I have a question regarding graph sketching:
For example I have the following:
Let $S_1 = \{(x,y) : (x − 1)^2 + (y − 1)^2 < 1\}$ be a subset of the plane $P = \{(x,y) : x,y \in \mathbb{R}\}$.
Drawing this would be trivial since, it has the center of $(1,1)$ and radius of $r = 1$.
Now if I have something like $A = \{(x, y) : |x| \leq 1, |y − 1| \leq 1\}$.

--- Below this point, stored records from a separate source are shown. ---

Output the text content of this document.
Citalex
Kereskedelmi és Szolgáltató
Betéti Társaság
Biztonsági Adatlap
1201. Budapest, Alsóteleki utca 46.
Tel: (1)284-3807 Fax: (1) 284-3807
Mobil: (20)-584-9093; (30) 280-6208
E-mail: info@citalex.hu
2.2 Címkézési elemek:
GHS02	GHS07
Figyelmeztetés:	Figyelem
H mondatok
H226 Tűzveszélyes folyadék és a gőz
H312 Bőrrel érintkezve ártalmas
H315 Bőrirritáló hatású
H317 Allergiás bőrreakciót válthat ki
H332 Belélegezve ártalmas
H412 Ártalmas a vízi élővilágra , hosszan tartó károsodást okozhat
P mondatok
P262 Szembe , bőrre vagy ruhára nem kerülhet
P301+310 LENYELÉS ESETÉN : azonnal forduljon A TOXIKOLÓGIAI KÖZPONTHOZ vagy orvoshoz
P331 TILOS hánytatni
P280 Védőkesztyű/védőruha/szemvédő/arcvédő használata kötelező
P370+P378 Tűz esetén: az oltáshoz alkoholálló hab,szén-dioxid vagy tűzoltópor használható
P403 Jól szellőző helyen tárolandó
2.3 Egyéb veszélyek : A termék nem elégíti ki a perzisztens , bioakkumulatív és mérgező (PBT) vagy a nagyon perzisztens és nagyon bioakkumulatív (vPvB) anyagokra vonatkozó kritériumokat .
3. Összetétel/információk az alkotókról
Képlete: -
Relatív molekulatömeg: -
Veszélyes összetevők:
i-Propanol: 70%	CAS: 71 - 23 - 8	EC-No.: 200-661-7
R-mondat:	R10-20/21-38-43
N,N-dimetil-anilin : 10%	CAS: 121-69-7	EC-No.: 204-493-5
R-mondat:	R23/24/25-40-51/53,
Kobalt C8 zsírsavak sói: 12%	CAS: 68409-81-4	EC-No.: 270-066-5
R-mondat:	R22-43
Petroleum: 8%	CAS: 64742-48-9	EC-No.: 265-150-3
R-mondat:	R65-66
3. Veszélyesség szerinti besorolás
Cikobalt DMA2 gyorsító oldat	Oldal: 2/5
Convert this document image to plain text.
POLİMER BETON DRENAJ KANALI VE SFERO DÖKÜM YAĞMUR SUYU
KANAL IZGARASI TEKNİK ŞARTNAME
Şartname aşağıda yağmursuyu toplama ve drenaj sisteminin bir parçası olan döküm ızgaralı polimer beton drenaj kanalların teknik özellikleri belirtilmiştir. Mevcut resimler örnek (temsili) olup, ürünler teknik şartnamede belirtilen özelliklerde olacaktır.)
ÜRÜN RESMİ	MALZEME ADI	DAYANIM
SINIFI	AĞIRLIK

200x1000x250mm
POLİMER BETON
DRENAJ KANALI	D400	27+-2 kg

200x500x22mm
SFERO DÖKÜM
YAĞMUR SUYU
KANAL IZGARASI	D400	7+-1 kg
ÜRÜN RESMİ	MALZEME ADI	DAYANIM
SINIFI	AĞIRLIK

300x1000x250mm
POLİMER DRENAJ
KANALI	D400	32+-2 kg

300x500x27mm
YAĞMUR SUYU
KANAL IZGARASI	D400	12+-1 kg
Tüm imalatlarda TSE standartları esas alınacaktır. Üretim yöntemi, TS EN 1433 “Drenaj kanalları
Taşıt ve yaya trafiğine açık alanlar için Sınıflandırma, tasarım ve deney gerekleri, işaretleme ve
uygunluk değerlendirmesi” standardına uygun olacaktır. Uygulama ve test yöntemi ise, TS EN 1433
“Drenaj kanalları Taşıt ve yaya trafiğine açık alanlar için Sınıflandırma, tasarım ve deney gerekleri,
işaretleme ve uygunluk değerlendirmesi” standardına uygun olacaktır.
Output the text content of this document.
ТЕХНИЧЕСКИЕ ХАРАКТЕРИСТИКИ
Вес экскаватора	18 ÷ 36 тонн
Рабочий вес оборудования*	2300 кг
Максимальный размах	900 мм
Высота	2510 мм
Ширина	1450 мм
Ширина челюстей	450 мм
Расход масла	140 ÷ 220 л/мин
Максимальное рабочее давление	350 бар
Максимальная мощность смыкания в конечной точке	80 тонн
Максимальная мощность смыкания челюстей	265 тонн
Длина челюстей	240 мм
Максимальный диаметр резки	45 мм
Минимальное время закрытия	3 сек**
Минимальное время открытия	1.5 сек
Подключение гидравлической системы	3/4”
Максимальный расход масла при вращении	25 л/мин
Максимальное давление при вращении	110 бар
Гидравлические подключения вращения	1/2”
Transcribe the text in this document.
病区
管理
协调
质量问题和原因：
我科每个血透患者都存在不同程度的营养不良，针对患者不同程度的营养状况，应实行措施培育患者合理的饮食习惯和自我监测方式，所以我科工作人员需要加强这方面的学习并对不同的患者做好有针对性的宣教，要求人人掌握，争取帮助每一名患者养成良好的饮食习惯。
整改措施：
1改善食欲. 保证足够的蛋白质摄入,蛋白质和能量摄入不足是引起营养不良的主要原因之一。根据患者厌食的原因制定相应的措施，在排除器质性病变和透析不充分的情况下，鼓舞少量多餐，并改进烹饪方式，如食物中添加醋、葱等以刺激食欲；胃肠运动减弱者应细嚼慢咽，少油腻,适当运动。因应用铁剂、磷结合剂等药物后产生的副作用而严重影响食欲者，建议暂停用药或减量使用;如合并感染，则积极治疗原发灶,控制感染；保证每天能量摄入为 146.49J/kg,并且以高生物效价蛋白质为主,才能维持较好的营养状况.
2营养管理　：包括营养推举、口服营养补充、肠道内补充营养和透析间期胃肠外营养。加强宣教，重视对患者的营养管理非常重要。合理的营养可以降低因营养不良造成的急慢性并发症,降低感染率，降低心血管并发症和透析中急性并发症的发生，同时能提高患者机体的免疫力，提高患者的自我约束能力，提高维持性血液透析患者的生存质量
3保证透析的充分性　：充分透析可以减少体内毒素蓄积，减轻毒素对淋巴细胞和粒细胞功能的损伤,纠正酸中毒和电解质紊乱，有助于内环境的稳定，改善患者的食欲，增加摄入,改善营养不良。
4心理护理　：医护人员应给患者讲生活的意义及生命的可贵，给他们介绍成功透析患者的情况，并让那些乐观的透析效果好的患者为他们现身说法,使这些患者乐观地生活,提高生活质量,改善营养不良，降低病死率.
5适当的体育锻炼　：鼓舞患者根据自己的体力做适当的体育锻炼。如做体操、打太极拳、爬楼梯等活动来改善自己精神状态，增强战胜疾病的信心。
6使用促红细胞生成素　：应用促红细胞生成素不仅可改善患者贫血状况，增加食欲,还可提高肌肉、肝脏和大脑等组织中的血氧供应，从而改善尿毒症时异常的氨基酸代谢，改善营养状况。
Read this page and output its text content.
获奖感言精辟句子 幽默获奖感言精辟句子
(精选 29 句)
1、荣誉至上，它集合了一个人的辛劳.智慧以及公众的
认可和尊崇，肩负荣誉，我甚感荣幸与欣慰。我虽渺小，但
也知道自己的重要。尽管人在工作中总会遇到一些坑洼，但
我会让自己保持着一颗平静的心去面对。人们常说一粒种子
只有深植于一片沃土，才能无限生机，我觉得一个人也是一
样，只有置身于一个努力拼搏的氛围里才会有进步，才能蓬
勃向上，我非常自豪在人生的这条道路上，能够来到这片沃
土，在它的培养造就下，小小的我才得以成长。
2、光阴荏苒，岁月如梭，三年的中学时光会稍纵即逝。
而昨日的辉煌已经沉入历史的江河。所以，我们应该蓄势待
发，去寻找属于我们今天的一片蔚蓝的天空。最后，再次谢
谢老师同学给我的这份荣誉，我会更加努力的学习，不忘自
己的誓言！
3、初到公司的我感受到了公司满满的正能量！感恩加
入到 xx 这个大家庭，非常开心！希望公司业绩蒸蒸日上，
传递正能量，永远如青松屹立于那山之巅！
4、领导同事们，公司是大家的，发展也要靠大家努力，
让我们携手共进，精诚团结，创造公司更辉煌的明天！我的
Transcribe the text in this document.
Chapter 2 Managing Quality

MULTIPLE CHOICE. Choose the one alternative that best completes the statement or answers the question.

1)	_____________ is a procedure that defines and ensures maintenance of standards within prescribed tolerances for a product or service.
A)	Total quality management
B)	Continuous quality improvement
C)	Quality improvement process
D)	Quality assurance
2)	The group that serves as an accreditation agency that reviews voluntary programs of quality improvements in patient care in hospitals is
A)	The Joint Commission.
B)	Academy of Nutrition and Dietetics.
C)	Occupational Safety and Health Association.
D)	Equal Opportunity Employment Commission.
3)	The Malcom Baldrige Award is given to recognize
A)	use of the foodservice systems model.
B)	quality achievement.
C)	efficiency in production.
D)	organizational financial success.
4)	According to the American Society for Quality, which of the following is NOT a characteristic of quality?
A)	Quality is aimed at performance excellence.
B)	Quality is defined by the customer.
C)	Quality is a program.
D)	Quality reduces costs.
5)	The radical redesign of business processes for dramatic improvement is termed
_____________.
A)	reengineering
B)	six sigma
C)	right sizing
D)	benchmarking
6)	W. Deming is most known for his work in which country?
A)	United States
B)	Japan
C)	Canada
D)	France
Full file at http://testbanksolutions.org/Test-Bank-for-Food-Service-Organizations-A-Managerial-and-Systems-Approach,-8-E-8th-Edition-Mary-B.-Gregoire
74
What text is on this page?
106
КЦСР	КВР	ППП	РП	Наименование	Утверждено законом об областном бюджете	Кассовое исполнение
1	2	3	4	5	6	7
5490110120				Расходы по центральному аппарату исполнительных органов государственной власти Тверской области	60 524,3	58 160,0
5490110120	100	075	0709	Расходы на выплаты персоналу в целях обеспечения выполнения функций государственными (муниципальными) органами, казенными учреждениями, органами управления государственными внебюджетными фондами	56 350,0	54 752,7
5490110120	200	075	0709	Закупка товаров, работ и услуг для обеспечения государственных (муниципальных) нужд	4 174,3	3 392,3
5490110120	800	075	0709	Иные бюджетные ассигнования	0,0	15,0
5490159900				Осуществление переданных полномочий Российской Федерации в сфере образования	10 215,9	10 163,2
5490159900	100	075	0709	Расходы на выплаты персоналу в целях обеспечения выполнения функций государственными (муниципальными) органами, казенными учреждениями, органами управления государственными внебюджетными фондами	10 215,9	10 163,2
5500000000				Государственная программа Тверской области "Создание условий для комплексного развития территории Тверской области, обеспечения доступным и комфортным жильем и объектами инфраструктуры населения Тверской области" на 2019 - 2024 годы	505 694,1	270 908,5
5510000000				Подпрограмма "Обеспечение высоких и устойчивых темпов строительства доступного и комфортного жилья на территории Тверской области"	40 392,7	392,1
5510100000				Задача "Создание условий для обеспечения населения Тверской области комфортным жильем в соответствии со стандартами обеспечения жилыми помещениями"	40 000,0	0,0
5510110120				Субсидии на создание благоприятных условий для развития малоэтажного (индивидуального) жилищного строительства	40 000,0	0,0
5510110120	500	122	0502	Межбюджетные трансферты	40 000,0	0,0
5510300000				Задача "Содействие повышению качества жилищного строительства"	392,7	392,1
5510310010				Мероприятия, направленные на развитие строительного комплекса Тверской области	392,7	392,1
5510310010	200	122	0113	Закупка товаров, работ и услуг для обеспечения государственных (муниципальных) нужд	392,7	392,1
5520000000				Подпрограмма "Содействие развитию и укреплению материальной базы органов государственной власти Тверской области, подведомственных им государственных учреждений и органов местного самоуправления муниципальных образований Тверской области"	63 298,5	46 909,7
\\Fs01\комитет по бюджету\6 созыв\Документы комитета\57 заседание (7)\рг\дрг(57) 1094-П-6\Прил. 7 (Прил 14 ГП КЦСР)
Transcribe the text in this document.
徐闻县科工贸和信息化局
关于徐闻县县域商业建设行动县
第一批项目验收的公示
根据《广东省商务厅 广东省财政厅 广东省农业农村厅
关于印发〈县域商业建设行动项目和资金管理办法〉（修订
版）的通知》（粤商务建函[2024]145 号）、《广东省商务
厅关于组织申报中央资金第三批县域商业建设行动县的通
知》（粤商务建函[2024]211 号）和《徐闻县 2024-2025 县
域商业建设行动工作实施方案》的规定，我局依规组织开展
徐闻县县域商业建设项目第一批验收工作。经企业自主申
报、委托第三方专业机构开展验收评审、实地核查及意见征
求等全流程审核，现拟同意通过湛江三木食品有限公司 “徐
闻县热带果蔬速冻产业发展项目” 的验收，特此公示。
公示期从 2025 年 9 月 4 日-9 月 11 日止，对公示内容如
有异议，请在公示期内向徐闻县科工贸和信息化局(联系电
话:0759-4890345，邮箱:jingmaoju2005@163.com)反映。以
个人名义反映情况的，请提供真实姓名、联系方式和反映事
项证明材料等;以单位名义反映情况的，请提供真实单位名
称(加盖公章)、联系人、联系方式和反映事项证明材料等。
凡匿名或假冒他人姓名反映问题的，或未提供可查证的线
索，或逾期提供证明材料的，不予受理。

We have two inequalities $ |x| \leq 1$ and $|y − 1| \leq 1$, when sketching the graph should I jsut draw the intersection between them (which leads to have small rectangle)? or I should I consider them as two separate sets (which result to have large areas). I'm not sure since the set takes two inequalities and no value would be repeated.
Approach one:
Approach Two:
The expression $|x|\leqslant1,|y-1|\leqslant1$ actually means $|x|\leqslant1\color{red}{\text{ and }}|y-1|\leqslant1$. So, it's the intersection of the sets $\{(x,y)\in\Bbb R^2\mid|x|\leqslant1\}$ and $\{(x,y)\in\Bbb R^2\mid|y-1|\leqslant1\}$, which turns out to be a square.
Besides, I don't see functions here.